Une jeune fille ne peut vivre jusqu’à vingt-quatre ans dans une ville universitaire sans qu’on lui fasse la cour. J’avais été courtisée par d’imberbes sophomores[38] et par des professeurs chenus, sans compter les athlètes de la boxe et les géants du ballon. Mais aucun n’avait mené l’assaut comme le faisait Ernest. Il m’avait enfermée dans ses bras avant que je m’en aperçoive, et ses lèvres s’étaient posées sur les miennes avant que j’aie le temps de protester ou de résister. Devant la sincérité de son ardeur, la dignité conventionnelle et la réserve virginale paraissaient ridicules. Je perdais pied sous une attaque superbe et irrésistible. Il ne me fit aucune déclaration ni demande d’engagement. Il me prit dans ses bras, m’embrassa, et considéra désormais comme un fait acquis que je serais sa femme. Il n’y eut pas de débat à ce sujet : la seule discussion, qui naquit plus tard, devait porter sur la date du mariage.

C’était inouï, invraisemblable, et pourtant, comme son critérium de vérité, ça fonctionnait ; j’y confiai ma vie, et je n’eus pas à m’en repentir. Cependant, durant ces premiers jours de notre amour, je m’inquiétais un peu de la violence et de l’impétuosité de sa galanterie. Mais ces craintes n’étaient pas fondées ; aucune femme n’eut la chance de posséder un époux plus doux et plus tendre. La douceur et la violence se mêlaient curieusement dans sa passion, comme l’aise et la maladresse dans son maintien. Cette légère gaucherie dans son attitude ! Il ne s’en débarrassa jamais, et c’était charmant. Sa conduite dans notre salon me suggérait la promenade prudente d’un taureau dans une boutique de porcelaine[39].

S’il me restait un dernier doute sur la profondeur réelle de mes propres sentiments à son égard, c’était tout au plus une hésitation subconsciente, et elle s’évanouit précisément à cette époque. C’est au club des Philomathes, en une nuit de bataille magnifique où Ernest affronta les maîtres du jour dans leur propre repaire, que mon amour me fut révélé dans toute sa plénitude. Le club des Philomathes était bien le plus choisi qui existât sur la côte du Pacifique. C’était une fondation de Miss Brentwood, vieille demoiselle fabuleusement riche, à qui il tenait lieu de mari, de famille et de joujou.

Ses membres étaient les plus riches de la société et les plus forts esprits parmi les riches, avec, naturellement, un petit nombre d’hommes de science pour donner à l’ensemble une teinture intellectuelle.

Le club des Philomathes ne possédait pas de local particulier ; c’était un club d’un genre spécial, dont les membres se réunissaient une fois par mois au domicile privé de l’un d’entre eux, pour y entendre une conférence. Les orateurs étaient généralement payés, mais pas toujours. Lorsqu’un chimiste de New York avait fait une découverte au sujet du radium par exemple, on lui remboursait toutes les dépenses de son voyage à travers le continent et on lui remettait en outre une somme princière pour le dédommager de son temps. Il en était de même pour l’explorateur qui revenait des régions polaires et pour les nouvelles étoiles de la littérature et de l’art.
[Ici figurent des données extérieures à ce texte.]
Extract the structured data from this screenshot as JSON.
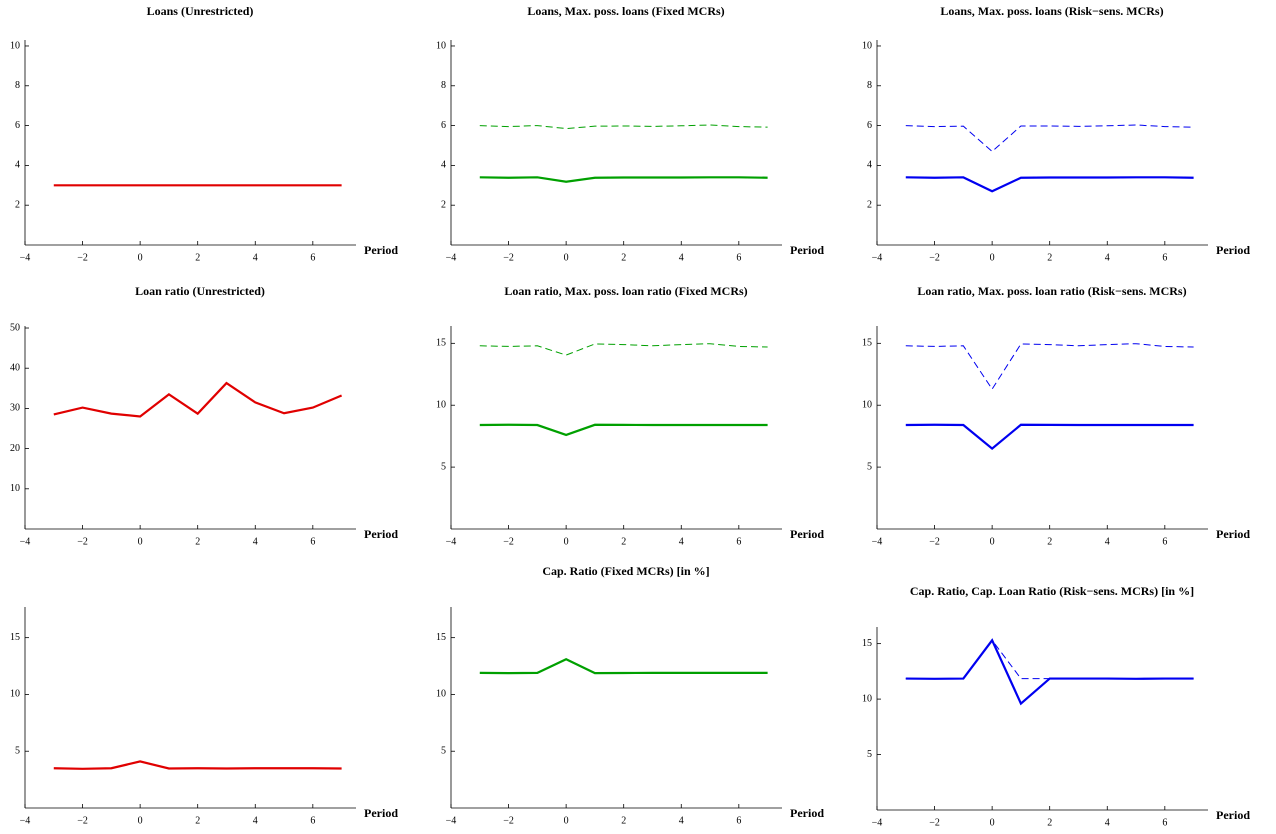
{
  "chart_data": [
    {
      "type": "line",
      "title": "Loans (Unrestricted)",
      "xlabel": "Period",
      "x": [
        -3,
        -2,
        -1,
        0,
        1,
        2,
        3,
        4,
        5,
        6,
        7
      ],
      "xlim": [
        -4,
        7.5
      ],
      "xticks": [
        {
          "value": -4,
          "label": "−4"
        },
        {
          "value": -2,
          "label": "−2"
        },
        0,
        2,
        4,
        6
      ],
      "ylim": [
        0,
        10.3
      ],
      "yticks": [
        2,
        4,
        6,
        8,
        10
      ],
      "series": [
        {
          "color": "#e00000",
          "linestyle": "solid",
          "values": [
            3,
            3,
            3,
            3,
            3,
            3,
            3,
            3,
            3,
            3,
            3
          ]
        }
      ]
    },
    {
      "type": "line",
      "title": "Loans, Max. poss. loans (Fixed MCRs)",
      "xlabel": "Period",
      "x": [
        -3,
        -2,
        -1,
        0,
        1,
        2,
        3,
        4,
        5,
        6,
        7
      ],
      "xlim": [
        -4,
        7.5
      ],
      "xticks": [
        {
          "value": -4,
          "label": "−4"
        },
        {
          "value": -2,
          "label": "−2"
        },
        0,
        2,
        4,
        6
      ],
      "ylim": [
        0,
        10.3
      ],
      "yticks": [
        2,
        4,
        6,
        8,
        10
      ],
      "series": [
        {
          "color": "#00a000",
          "linestyle": "dashed",
          "values": [
            6.0,
            5.95,
            6.0,
            5.85,
            5.97,
            5.98,
            5.96,
            5.99,
            6.03,
            5.95,
            5.92
          ]
        },
        {
          "color": "#00a000",
          "linestyle": "solid",
          "values": [
            3.4,
            3.38,
            3.4,
            3.18,
            3.38,
            3.39,
            3.39,
            3.39,
            3.4,
            3.4,
            3.38
          ]
        }
      ]
    },
    {
      "type": "line",
      "title": "Loans, Max. poss. loans (Risk−sens. MCRs)",
      "xlabel": "Period",
      "x": [
        -3,
        -2,
        -1,
        0,
        1,
        2,
        3,
        4,
        5,
        6,
        7
      ],
      "xlim": [
        -4,
        7.5
      ],
      "xticks": [
        {
          "value": -4,
          "label": "−4"
        },
        {
          "value": -2,
          "label": "−2"
        },
        0,
        2,
        4,
        6
      ],
      "ylim": [
        0,
        10.3
      ],
      "yticks": [
        2,
        4,
        6,
        8,
        10
      ],
      "series": [
        {
          "color": "#0000f0",
          "linestyle": "dashed",
          "values": [
            6.0,
            5.95,
            5.97,
            4.7,
            5.98,
            5.98,
            5.96,
            5.99,
            6.03,
            5.95,
            5.92
          ]
        },
        {
          "color": "#0000f0",
          "linestyle": "solid",
          "values": [
            3.4,
            3.38,
            3.4,
            2.7,
            3.38,
            3.39,
            3.39,
            3.39,
            3.4,
            3.4,
            3.38
          ]
        }
      ]
    },
    {
      "type": "line",
      "title": "Loan ratio (Unrestricted)",
      "xlabel": "Period",
      "x": [
        -3,
        -2,
        -1,
        0,
        1,
        2,
        3,
        4,
        5,
        6,
        7
      ],
      "xlim": [
        -4,
        7.5
      ],
      "xticks": [
        {
          "value": -4,
          "label": "−4"
        },
        {
          "value": -2,
          "label": "−2"
        },
        0,
        2,
        4,
        6
      ],
      "ylim": [
        0,
        50.5
      ],
      "yticks": [
        10,
        20,
        30,
        40,
        50
      ],
      "series": [
        {
          "color": "#e00000",
          "linestyle": "solid",
          "values": [
            28.5,
            30.2,
            28.7,
            28,
            33.5,
            28.7,
            36.3,
            31.5,
            28.8,
            30.2,
            33.2
          ]
        }
      ]
    },
    {
      "type": "line",
      "title": "Loan ratio, Max. poss. loan ratio (Fixed MCRs)",
      "xlabel": "Period",
      "x": [
        -3,
        -2,
        -1,
        0,
        1,
        2,
        3,
        4,
        5,
        6,
        7
      ],
      "xlim": [
        -4,
        7.5
      ],
      "xticks": [
        {
          "value": -4,
          "label": "−4"
        },
        {
          "value": -2,
          "label": "−2"
        },
        0,
        2,
        4,
        6
      ],
      "ylim": [
        0,
        16.4
      ],
      "yticks": [
        5,
        10,
        15
      ],
      "series": [
        {
          "color": "#00a000",
          "linestyle": "dashed",
          "values": [
            14.8,
            14.75,
            14.8,
            14.05,
            14.95,
            14.9,
            14.8,
            14.9,
            14.97,
            14.75,
            14.7
          ]
        },
        {
          "color": "#00a000",
          "linestyle": "solid",
          "values": [
            8.4,
            8.42,
            8.4,
            7.6,
            8.42,
            8.41,
            8.4,
            8.4,
            8.4,
            8.4,
            8.4
          ]
        }
      ]
    },
    {
      "type": "line",
      "title": "Loan ratio, Max. poss. loan ratio (Risk−sens. MCRs)",
      "xlabel": "Period",
      "x": [
        -3,
        -2,
        -1,
        0,
        1,
        2,
        3,
        4,
        5,
        6,
        7
      ],
      "xlim": [
        -4,
        7.5
      ],
      "xticks": [
        {
          "value": -4,
          "label": "−4"
        },
        {
          "value": -2,
          "label": "−2"
        },
        0,
        2,
        4,
        6
      ],
      "ylim": [
        0,
        16.4
      ],
      "yticks": [
        5,
        10,
        15
      ],
      "series": [
        {
          "color": "#0000f0",
          "linestyle": "dashed",
          "values": [
            14.8,
            14.75,
            14.8,
            11.3,
            14.95,
            14.9,
            14.8,
            14.9,
            14.97,
            14.75,
            14.7
          ]
        },
        {
          "color": "#0000f0",
          "linestyle": "solid",
          "values": [
            8.4,
            8.42,
            8.4,
            6.5,
            8.42,
            8.41,
            8.4,
            8.4,
            8.4,
            8.4,
            8.4
          ]
        }
      ]
    },
    {
      "type": "line",
      "xlabel": "Period",
      "x": [
        -3,
        -2,
        -1,
        0,
        1,
        2,
        3,
        4,
        5,
        6,
        7
      ],
      "xlim": [
        -4,
        7.5
      ],
      "xticks": [
        {
          "value": -4,
          "label": "−4"
        },
        {
          "value": -2,
          "label": "−2"
        },
        0,
        2,
        4,
        6
      ],
      "ylim": [
        0,
        17.7
      ],
      "yticks": [
        5,
        10,
        15
      ],
      "series": [
        {
          "color": "#e00000",
          "linestyle": "solid",
          "values": [
            3.5,
            3.45,
            3.5,
            4.1,
            3.48,
            3.5,
            3.48,
            3.5,
            3.5,
            3.5,
            3.48
          ]
        }
      ]
    },
    {
      "type": "line",
      "title": "Cap. Ratio (Fixed MCRs) [in %]",
      "xlabel": "Period",
      "x": [
        -3,
        -2,
        -1,
        0,
        1,
        2,
        3,
        4,
        5,
        6,
        7
      ],
      "xlim": [
        -4,
        7.5
      ],
      "xticks": [
        {
          "value": -4,
          "label": "−4"
        },
        {
          "value": -2,
          "label": "−2"
        },
        0,
        2,
        4,
        6
      ],
      "ylim": [
        0,
        17.7
      ],
      "yticks": [
        5,
        10,
        15
      ],
      "series": [
        {
          "color": "#00a000",
          "linestyle": "solid",
          "values": [
            11.9,
            11.88,
            11.9,
            13.1,
            11.88,
            11.89,
            11.9,
            11.9,
            11.9,
            11.9,
            11.9
          ]
        }
      ]
    },
    {
      "type": "line",
      "title": "Cap. Ratio, Cap. Loan Ratio (Risk−sens. MCRs) [in %]",
      "xlabel": "Period",
      "x": [
        -3,
        -2,
        -1,
        0,
        1,
        2,
        3,
        4,
        5,
        6,
        7
      ],
      "xlim": [
        -4,
        7.5
      ],
      "xticks": [
        {
          "value": -4,
          "label": "−4"
        },
        {
          "value": -2,
          "label": "−2"
        },
        0,
        2,
        4,
        6
      ],
      "ylim": [
        0,
        16.5
      ],
      "yticks": [
        5,
        10,
        15
      ],
      "series": [
        {
          "color": "#0000f0",
          "linestyle": "dashed",
          "values": [
            11.85,
            11.83,
            11.85,
            15.3,
            11.85,
            11.85,
            11.85,
            11.85,
            11.83,
            11.85,
            11.85
          ]
        },
        {
          "color": "#0000f0",
          "linestyle": "solid",
          "values": [
            11.85,
            11.83,
            11.85,
            15.3,
            9.6,
            11.85,
            11.85,
            11.85,
            11.83,
            11.85,
            11.85
          ]
        }
      ]
    }
  ]
}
Nul visiteur étranger n’était admis à ces réunions, et les Philomathes s’étaient fait une règle de ne rien laisser transpirer de leurs discussions dans la presse ; de sorte que, même les hommes d’État – il en était venu, et des plus grands – pouvaient dire toute leur pensée.
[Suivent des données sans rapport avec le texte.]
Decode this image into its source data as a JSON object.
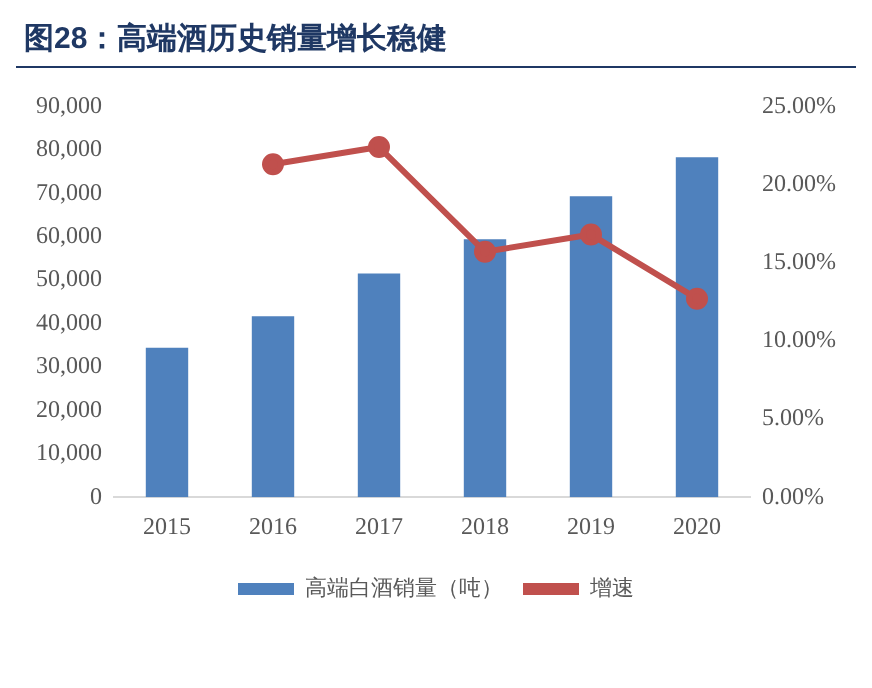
{
  "chart_data": {
    "type": "bar",
    "title": "图28：高端酒历史销量增长稳健",
    "categories": [
      "2015",
      "2016",
      "2017",
      "2018",
      "2019",
      "2020"
    ],
    "series": [
      {
        "name": "高端白酒销量（吨）",
        "color": "#4f81bd",
        "values": [
          34400,
          41700,
          51500,
          59400,
          69300,
          78300
        ]
      },
      {
        "name": "增速",
        "type": "line",
        "axis": "y2",
        "color": "#c0504d",
        "marker": "circle",
        "values": [
          null,
          21.3,
          22.4,
          15.7,
          16.8,
          12.7
        ]
      }
    ],
    "ylim": [
      0,
      90000
    ],
    "yticks": [
      {
        "value": 0,
        "label": "0"
      },
      {
        "value": 10000,
        "label": "10,000"
      },
      {
        "value": 20000,
        "label": "20,000"
      },
      {
        "value": 30000,
        "label": "30,000"
      },
      {
        "value": 40000,
        "label": "40,000"
      },
      {
        "value": 50000,
        "label": "50,000"
      },
      {
        "value": 60000,
        "label": "60,000"
      },
      {
        "value": 70000,
        "label": "70,000"
      },
      {
        "value": 80000,
        "label": "80,000"
      },
      {
        "value": 90000,
        "label": "90,000"
      }
    ],
    "y2lim": [
      0,
      25
    ],
    "y2ticks": [
      {
        "value": 0,
        "label": "0.00%"
      },
      {
        "value": 5,
        "label": "5.00%"
      },
      {
        "value": 10,
        "label": "10.00%"
      },
      {
        "value": 15,
        "label": "15.00%"
      },
      {
        "value": 20,
        "label": "20.00%"
      },
      {
        "value": 25,
        "label": "25.00%"
      }
    ],
    "grid": false,
    "legend": "bottom"
  }
}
Je viens de déplier devant moi la lettre un peu fripée qu’Ernest m’écrivit voilà vingt ans, et où je copie le passage suivant :

« Votre père étant membre du Club Philomathique, vous avez vos entrées. Venez à la séance de mardi soir. Je vous promets que vous y passerez un des bons moments de votre vie. Dans vos récentes rencontres avec les maîtres du jour, vous n’avez pas réussi à les émouvoir. Je les secouerai pour vous. Je les ferai grogner comme des loups. Vous vous êtes contentée de mettre en question leur moralité. Tant que leur honnêteté seule est contestée, ils n’en deviennent que plus vaniteux et vous prennent des airs satisfaits et supérieurs. Moi, je menacerai leur sac à monnaie. Cela les ébranlera jusqu’aux racines de leurs natures primitives. Si vous pouvez venir, vous verrez l’homme des cavernes en habit de soirée, grondant et jouant des dents pour défendre son os. Je vous promets un beau charivari et un aperçu édifiant sur la nature de la bête.

« Ils m’ont invité pour me mettre en pièces.